Effectively, a polystyrene ban would raise the cost of doing business, make market entry harder, and create a less competitive economic environment for businesses that rely on polystyrene products, such as small restaurants and street food vendors. These sorts of businesses tend to have extremely thin profit margins. So, if Ward’s ban were to become law, these businesses would be disproportionately affected.

To its credit, Ward’s legislation includes a provision that would allow restaurants with revenues under $500,000 to apply for exemptions that could last for up to two years. However, since this provision applies only to restaurants and specifically to revenues and not profits, it doesn’t necessarily protect businesses with thin profit margins. Likewise, the fines that Ward’s legislation prescribes—and which will likely fall on exactly the businesses he intends to protect—are excessive: $200 for a first offense, $350 for a second offense, and $500 for a third offense (within the same 12-month period as the first offense). These aren’t losses that businesses with thin profit margins can sustain easily.

Worse, the proposed ban wouldn’t even reduce overall pollution. According to a report published by the Independent Institute, paper alternatives to polystyrene products typically create more pollution than their polystyrene equivalents and empirical research indicates that polystyrene bans don’t reduce pollution levels.
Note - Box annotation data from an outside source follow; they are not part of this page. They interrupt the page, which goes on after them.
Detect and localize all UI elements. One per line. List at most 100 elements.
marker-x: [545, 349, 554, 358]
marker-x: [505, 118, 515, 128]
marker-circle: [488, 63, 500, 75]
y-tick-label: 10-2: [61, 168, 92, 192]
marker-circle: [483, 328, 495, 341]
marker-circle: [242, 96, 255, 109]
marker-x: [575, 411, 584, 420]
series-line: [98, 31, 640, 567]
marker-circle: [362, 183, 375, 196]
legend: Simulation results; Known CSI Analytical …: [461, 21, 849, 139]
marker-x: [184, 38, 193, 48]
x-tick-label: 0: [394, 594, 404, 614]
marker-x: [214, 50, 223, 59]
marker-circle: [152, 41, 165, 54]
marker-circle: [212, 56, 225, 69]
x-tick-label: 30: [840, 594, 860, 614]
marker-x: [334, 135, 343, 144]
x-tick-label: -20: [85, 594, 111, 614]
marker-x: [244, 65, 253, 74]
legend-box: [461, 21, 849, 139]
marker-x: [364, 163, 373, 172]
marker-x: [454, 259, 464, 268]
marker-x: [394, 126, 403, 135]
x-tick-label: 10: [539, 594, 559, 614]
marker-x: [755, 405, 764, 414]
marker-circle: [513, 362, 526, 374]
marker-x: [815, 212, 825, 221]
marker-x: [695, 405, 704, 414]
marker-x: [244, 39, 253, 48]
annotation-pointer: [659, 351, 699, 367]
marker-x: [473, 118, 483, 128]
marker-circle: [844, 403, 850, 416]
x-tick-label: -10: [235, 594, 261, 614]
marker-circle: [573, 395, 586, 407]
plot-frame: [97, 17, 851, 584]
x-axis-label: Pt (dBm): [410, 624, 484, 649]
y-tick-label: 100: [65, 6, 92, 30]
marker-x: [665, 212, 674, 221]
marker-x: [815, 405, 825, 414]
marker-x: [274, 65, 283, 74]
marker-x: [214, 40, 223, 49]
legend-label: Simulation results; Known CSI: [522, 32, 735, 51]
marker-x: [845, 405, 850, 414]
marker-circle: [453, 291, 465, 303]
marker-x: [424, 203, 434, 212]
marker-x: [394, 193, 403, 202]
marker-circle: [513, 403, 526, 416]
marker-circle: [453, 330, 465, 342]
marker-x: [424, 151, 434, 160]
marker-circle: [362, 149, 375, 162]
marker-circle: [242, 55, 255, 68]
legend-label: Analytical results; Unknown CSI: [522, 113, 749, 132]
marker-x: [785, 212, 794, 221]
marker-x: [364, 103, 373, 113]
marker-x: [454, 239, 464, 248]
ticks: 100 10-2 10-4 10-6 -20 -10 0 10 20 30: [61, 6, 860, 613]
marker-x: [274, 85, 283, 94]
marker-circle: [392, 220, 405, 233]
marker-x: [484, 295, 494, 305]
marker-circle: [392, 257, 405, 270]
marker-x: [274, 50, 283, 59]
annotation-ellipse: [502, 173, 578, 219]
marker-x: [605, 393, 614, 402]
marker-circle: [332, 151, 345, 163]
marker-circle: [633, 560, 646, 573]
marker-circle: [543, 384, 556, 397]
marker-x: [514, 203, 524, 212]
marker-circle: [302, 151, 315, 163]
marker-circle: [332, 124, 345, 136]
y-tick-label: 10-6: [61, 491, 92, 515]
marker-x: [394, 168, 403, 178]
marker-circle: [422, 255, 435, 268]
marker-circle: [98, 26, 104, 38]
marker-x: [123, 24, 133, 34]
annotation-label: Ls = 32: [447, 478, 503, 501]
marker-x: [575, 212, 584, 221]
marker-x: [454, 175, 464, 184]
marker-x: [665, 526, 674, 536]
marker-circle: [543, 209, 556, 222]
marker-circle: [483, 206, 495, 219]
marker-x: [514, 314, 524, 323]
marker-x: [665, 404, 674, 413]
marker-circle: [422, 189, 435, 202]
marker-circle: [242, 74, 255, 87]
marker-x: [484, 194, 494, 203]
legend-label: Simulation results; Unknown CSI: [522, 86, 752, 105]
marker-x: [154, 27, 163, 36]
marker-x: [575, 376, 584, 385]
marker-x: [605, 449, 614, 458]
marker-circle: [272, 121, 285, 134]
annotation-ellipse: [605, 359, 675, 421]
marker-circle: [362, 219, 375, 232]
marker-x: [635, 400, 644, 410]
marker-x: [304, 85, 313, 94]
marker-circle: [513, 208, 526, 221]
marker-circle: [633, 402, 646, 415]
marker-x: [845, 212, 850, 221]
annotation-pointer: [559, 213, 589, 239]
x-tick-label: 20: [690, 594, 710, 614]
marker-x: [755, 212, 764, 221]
For example, a study published by the California State Water Resources Control Board examining an ongoing ban on polystyrene products in San Francisco found that the ban “does not decrease overall litter but causes a shift in litter to other materials.” And according to a related report published by the same institution, “mere substitution would not result in reduced trash generation if such product substitution would be discarded in the same manner as the banned item.” Clearly, Ward’s proposed ban, rather than substantively reducing waste, would simply raise costs.

Councilman Ward’s proposal is well-intentioned, however, many of its justifications seem to be derived more from outmoded ideas and serious misconceptions, rather than recent scientific and economic research related to polystyrene products and their alternatives. The San Diego Council should be skeptical of Ward’s rhetoric and carefully consider the needless and substantial harms that such a ban would cause.

Michael Shindler is a research fellow at the Consumer Choice Center.